Esse grupo de privilegiados dispõe de um sistema de comercialização único, onde os vinhos não são vendidos diretamente pelos châteaux. Os preços são cotados numa Bolsa de Vinhos, e suas vendas efetuadas por agentes que atuam neste mercado. Além disso, os vinhos mais recentes, ainda nem engarrafados, são negociados "en primeur", modalidade semelhante às commodities no mercado futuro. A compra é feita hoje, de um produto que acabou de ser vinificado e está ainda amadurecendo em barris de carvalho.

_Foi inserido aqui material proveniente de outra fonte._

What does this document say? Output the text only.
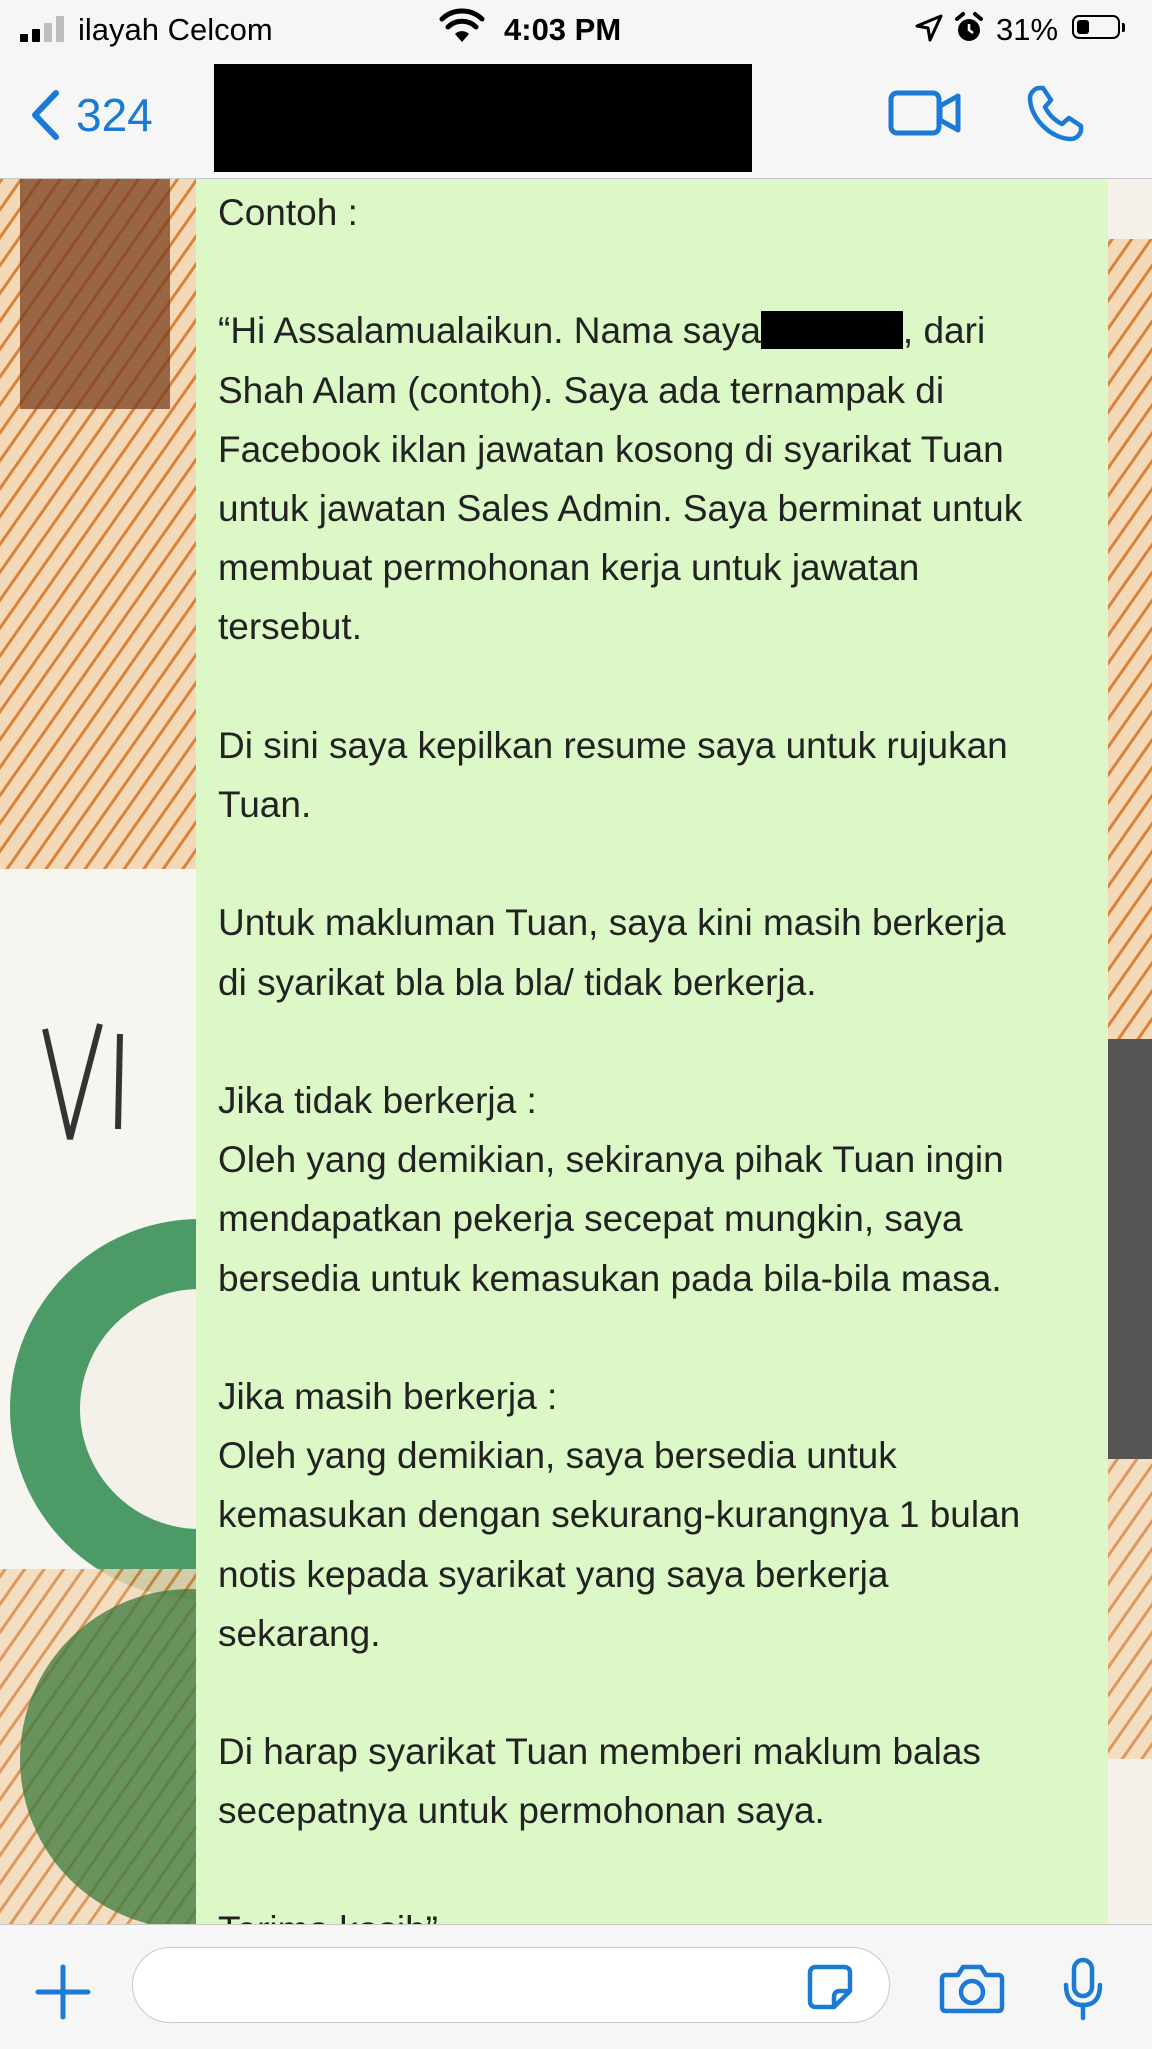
ilayah Celcom	4:03 PM	31%
324
Contoh :
“Hi Assalamualaikun. Nama saya	, dari
Shah Alam (contoh). Saya ada ternampak di
Facebook iklan jawatan kosong di syarikat Tuan
untuk jawatan Sales Admin. Saya berminat untuk
membuat permohonan kerja untuk jawatan
tersebut.
Di sini saya kepilkan resume saya untuk rujukan
Tuan.
Untuk makluman Tuan, saya kini masih berkerja
di syarikat bla bla bla/ tidak berkerja.
Jika tidak berkerja :
Oleh yang demikian, sekiranya pihak Tuan ingin
mendapatkan pekerja secepat mungkin, saya
bersedia untuk kemasukan pada bila-bila masa.
Jika masih berkerja :
Oleh yang demikian, saya bersedia untuk
kemasukan dengan sekurang-kurangnya 1 bulan
notis kepada syarikat yang saya berkerja
sekarang.
Di harap syarikat Tuan memberi maklum balas
secepatnya untuk permohonan saya.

Os interessados compram um certificado que lhes dará o direito e a propriedade da bebida que será entregue quase dois anos depois.

Jorge Lucki Michel Rolland nos vinhedos do Chãteau Lascombes, em Margaux A campanha de "primeurs" começa em geral na primeira semana do mês de abril seguinte à colheita, quando a região de Bordeaux recebe gente do mercado do mundo inteiro para provar os vinhos ainda jovens. Diretamente nos châteaux ou nas sedes dos principais negociantes bordaleses procura-se avaliar a qualidade de cada rótulo e saber quais deles se saíram bem naquele ano. No começo dos anos 80 o evento reunia uma centena de jornalistas, foi crescendo e tomou tal proporção que neste último a UGCB chegou a credenciar 5 mil profissionais, entre importadores, negociantes, compradores e sommeliers, além da imprensa especializada, que tem a prerrogativa de degustar em separado.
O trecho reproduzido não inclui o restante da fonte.